Cloudera has published a blog post [1] about the Parquet which seems to be 
answering most of the questions. I would encourage to read that article. It 
specifically talks about relationship with Trevni:

Parquet is designed to bring efficient columnar storage to Hadoop. Compared to, 
and learning from, the initial work done toward this goal in Trevni, Parquet 
includes the following enhancements:

* Efficiently encode nested structures and sparsely populated data based on the 
Google Dremel definition/repetition levels
* Provide extensible support for per-column encodings (e.g. delta, run length, 
etc)
* Provide extensibility of storing multiple types of data in column data (e.g. 
indexes, bloom filters, statistics)
* Offer better write performance by storing metadata at the end of the file

Jarcec

Links:
1: 
http://blog.cloudera.com/blog/2013/03/introducing-parquet-columnar-storage-for-apache-hadoop/

On Tue, Mar 12, 2013 at 01:06:04PM -0700, Kevin Olson wrote:
> Second on that. Parquet looks compelling, but I'm curious to understand why
> Cloudera suddenly switched from espousing future support for Trevni to
> teaming with Twitter on Parquet.
> 
> On Tue, Mar 12, 2013 at 11:01 AM, Stan Rosenberg
> <[email protected]>wrote:
> 
> > Dmitriy,
> >
> > Please excuse my ignorance.  What is/was wrong with trevni
> > (https://github.com/cutting/trevni) ?
> >
> > Thanks,
> >
> > stan
> >
> > On Tue, Mar 12, 2013 at 11:45 AM, Dmitriy Ryaboy <[email protected]>
> > wrote:
> > > Fellow Hadoopers,
> > >
> > > We'd like to introduce a joint project between Twitter and Cloudera
> > > engineers -- a new columnar storage format for Hadoop called Parquet (
> > > http://parquet.github.com).
> > >
> > > We created Parquet to make the advantages of compressed, efficient
> > columnar
> > > data representation available to any project in the Hadoop ecosystem,
> > > regardless of the choice of data processing framework, data model, or
> > > programming language.
> > >
> > > Parquet is built from the ground up with complex nested data structures
> > in
> > > mind.
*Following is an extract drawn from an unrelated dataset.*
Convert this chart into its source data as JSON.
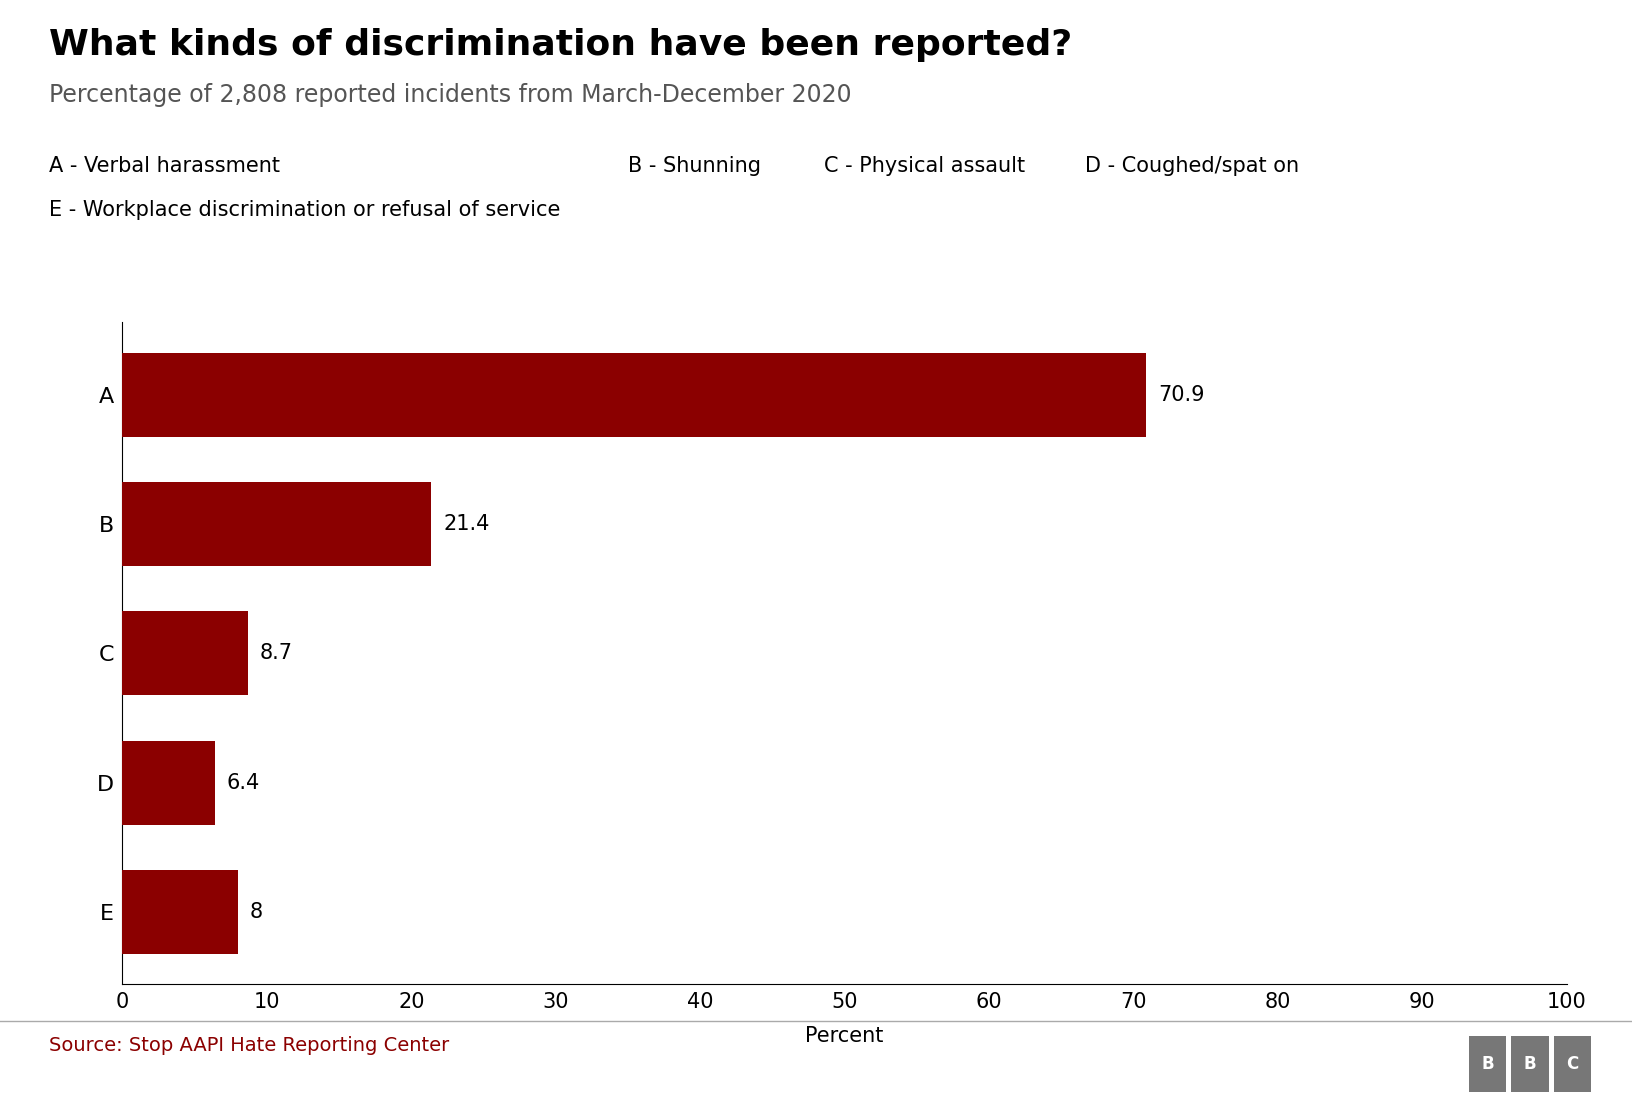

We adopted the repetition/definition level approach to encoding
> > such
> > > data structures, as described in Google's Dremel paper; we have found
> > this
> > > to be a very efficient method of encoding data in non-trivial object
> > > schemas.
> > >
> > > Parquet is built to support very efficient compression and encoding
> > > schemes. Parquet allows compression schemes to be specified on a
> > per-column
> > > level, and is future-proofed to allow adding more encodings as they are
> > > invented and implemented. We separate the concepts of encoding and
> > > compression, allowing parquet consumers to implement operators that work
> > > directly on encoded data without paying decompression and decoding
> > penalty
> > > when possible.
> > >
> > > Parquet is built to be used by anyone. The Hadoop ecosystem is rich with
> > > data processing frameworks, and we are not interested in playing
> > favorites.
> > > We believe that an efficient, well-implemented columnar storage substrate
> > > should be useful to all frameworks without the cost of extensive and
> > > difficult to set up dependencies.
> > >
> > > The initial code, available at https://github.com/Parquet, defines the
> > file
> > > format, provides Java building blocks for processing columnar data, and
> > > implements Hadoop Input/Output Formats, Pig Storers/Loaders, and an
> > example
> > > of a complex integration -- Input/Output formats that can convert
> > > Parquet-stored data directly to and from Thrift objects.
> > >
> > > A preview version of Parquet support will be available in Cloudera's
> > Impala
> > > 0.7.
> > >
> > > Twitter is starting to convert some of its major data source to Parquet
> > in
> > > order to take advantage of the compression and deserialization savings.
> > >
> > > Parquet is currently under heavy development. Parquet's near-term roadmap
> > > includes:
> > > * Hive SerDes (Criteo)
> > > * Cascading Taps (Criteo)
> > > * Support for dictionary encoding, zigzag encoding, and RLE encoding of
> > > data (Cloudera and Twitter)
> > > * Further improvements to Pig support (Twitter)
> > >
> > > Company names in parenthesis indicate whose engineers signed up to do the
> > > work -- others can feel free to jump in too, of course.
> > >
> > > We've also heard requests to provide an Avro container layer, similar to
> > > what we do with Thrift. Seeking volunteers!
> > >
> > > We welcome all feedback, patches, and ideas; to foster community
> > > development, we plan to contribute Parquet to the Apache Incubator when
> > the
> > > development is farther along.
> > >
> > > Regards,
> > > Nong Li, Julien Le Dem, Marcel Kornacker, Todd Lipcon, Dmitriy Ryaboy,
> > > Jonathan Coveney, and friends.